I found myself in Starr.
You can say something racist and not be a racist!
Angie Thomas success to throws a hard punch for those who are ignorant about the racism issue.
This is about a sixteen-year-old Starr who have to deal with two different lives. One being a black girl who went to prep school (white people school).
The family dynamic in this book is so perfectly built. Angie delivers it with so much real situation. Like sometimes her parents argue a lot but still being in love with each other, have two annoying brothers but they care each other deeply when one got in trouble.
In the school, Starr has white best friends and a white cute boyfriend.
How Angie telling us about Starr's struggles is so disturbingly honest, she has different sides she wants to show whether she's at home and at the school.

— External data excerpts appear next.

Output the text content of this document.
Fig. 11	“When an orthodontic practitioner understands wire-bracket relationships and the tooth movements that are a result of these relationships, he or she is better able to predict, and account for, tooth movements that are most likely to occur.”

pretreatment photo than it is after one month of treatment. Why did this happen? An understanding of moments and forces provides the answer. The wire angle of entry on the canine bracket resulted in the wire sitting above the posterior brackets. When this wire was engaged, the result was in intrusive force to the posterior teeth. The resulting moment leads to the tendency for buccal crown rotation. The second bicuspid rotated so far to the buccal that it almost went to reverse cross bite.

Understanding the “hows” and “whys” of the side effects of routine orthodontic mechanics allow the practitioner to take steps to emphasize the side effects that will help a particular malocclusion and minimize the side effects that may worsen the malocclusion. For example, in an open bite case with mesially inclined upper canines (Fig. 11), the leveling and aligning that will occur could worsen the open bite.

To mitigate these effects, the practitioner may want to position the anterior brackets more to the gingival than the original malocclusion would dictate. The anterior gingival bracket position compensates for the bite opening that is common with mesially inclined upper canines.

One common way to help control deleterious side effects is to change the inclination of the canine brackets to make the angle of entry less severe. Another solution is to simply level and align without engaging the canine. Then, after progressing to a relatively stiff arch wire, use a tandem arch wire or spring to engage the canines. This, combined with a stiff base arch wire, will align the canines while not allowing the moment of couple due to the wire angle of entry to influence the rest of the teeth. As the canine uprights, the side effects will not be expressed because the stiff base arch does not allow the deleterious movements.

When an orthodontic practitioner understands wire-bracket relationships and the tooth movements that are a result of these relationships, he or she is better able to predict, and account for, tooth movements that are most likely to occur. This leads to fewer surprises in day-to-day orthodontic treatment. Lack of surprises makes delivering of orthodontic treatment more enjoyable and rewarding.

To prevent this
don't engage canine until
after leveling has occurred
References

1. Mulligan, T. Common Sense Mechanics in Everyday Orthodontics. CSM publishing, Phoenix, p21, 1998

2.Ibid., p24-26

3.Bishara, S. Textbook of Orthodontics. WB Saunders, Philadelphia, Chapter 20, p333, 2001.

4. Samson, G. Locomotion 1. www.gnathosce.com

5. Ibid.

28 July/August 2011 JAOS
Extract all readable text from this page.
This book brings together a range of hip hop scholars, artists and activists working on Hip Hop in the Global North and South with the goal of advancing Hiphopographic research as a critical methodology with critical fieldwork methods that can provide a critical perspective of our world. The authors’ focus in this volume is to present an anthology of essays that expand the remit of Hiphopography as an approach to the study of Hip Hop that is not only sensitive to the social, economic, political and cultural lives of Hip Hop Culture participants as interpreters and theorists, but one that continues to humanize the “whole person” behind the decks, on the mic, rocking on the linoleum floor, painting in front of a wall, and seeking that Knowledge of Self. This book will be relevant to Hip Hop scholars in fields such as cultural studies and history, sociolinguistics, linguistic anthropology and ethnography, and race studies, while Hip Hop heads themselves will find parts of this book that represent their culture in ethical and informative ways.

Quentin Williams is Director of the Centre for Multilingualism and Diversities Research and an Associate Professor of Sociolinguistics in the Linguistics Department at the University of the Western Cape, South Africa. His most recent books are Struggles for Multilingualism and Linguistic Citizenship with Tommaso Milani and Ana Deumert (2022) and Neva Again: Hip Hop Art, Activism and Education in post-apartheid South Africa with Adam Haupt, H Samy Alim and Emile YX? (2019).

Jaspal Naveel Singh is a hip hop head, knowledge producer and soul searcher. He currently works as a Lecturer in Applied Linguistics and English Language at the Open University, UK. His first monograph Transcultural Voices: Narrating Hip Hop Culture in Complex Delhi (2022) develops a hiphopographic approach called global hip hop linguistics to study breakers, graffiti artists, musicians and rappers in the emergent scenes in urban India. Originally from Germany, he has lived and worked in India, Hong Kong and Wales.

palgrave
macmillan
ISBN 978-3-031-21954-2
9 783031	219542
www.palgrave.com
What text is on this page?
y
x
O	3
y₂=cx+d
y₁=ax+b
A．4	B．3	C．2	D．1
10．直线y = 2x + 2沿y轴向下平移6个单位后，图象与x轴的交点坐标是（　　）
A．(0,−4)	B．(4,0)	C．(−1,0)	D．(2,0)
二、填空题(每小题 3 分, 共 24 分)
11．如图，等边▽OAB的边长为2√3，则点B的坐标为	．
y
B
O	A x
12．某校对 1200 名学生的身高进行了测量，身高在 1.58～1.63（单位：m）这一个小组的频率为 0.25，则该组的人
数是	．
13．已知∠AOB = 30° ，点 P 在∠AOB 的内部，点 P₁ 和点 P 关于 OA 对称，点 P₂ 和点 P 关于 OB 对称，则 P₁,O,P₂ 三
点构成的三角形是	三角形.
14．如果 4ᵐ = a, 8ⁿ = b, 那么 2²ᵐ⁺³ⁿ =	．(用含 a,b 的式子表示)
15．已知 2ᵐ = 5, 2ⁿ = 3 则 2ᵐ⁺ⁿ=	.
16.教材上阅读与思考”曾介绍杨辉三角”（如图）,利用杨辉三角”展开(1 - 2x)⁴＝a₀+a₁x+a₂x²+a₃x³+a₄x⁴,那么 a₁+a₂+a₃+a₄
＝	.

When her two small worlds collided because her friend was murdered by a cop, unarmed, just because he was afraid of him, I was there feeling angry and frustrated with her. I can feel her loss, her pain, her confusion, and her fear. Angie describes it powerfully in her lines.
I always said that if I saw it happen to somebody, I would have the loudest voice, making sure the world knew what went down.Now I am that person, and I'm too afraid to speak.
I'm proud to saw Starr's metamorphosis stage. From being a coward girl, she let herself learn and walk and fly to be brave. Because quoted from Momma Starr brave doesn't mean you're not scared. It means you go on even though you're scared.
And don't forget about the cutest parts of Carter family member.
Momma Starr:
What is Tumblr anyway? Is it like Facebook?""No, and you're forbidden to get one. No parents allowed. You guys already took over Facebook.""You haven't responded to my friend request yet.""I know.""I need Candy Crush lives.""That's why I'll never respond.
Yeah, a clue to my mom who just opening her FB account yesterday. *eye roll*
Or this one about Sekani, Starr's little brother:
My parents told him about everything. As much as he gets on my nerves, it was sweet when he gave me a handmade card that said "Sorry."Until I opened it.There was drawing of me crying over Khalil, and I had devil horns. Sekani said he wanted it to be "real". Little asshole.
The Hate U Give brought us to the real issue we are facing every day these days.
For someone who lives on the other side of the world and far away from the US where our skin tone has similar color with one and another, I would say this book still relatable a lot because racism is not always about black and white skin. Sometimes it's about what's your race or religion or just being different from the majority in your country and I'm glad this book exists.
It's a powerful one, unflinchingly honest and eye-opening theme.
PS. I wish the translated version of this book is available in my country considering what currently happened here right now. :(
Rating 5/5 stars, I wish I could rate this book with all of those stars in the night sky.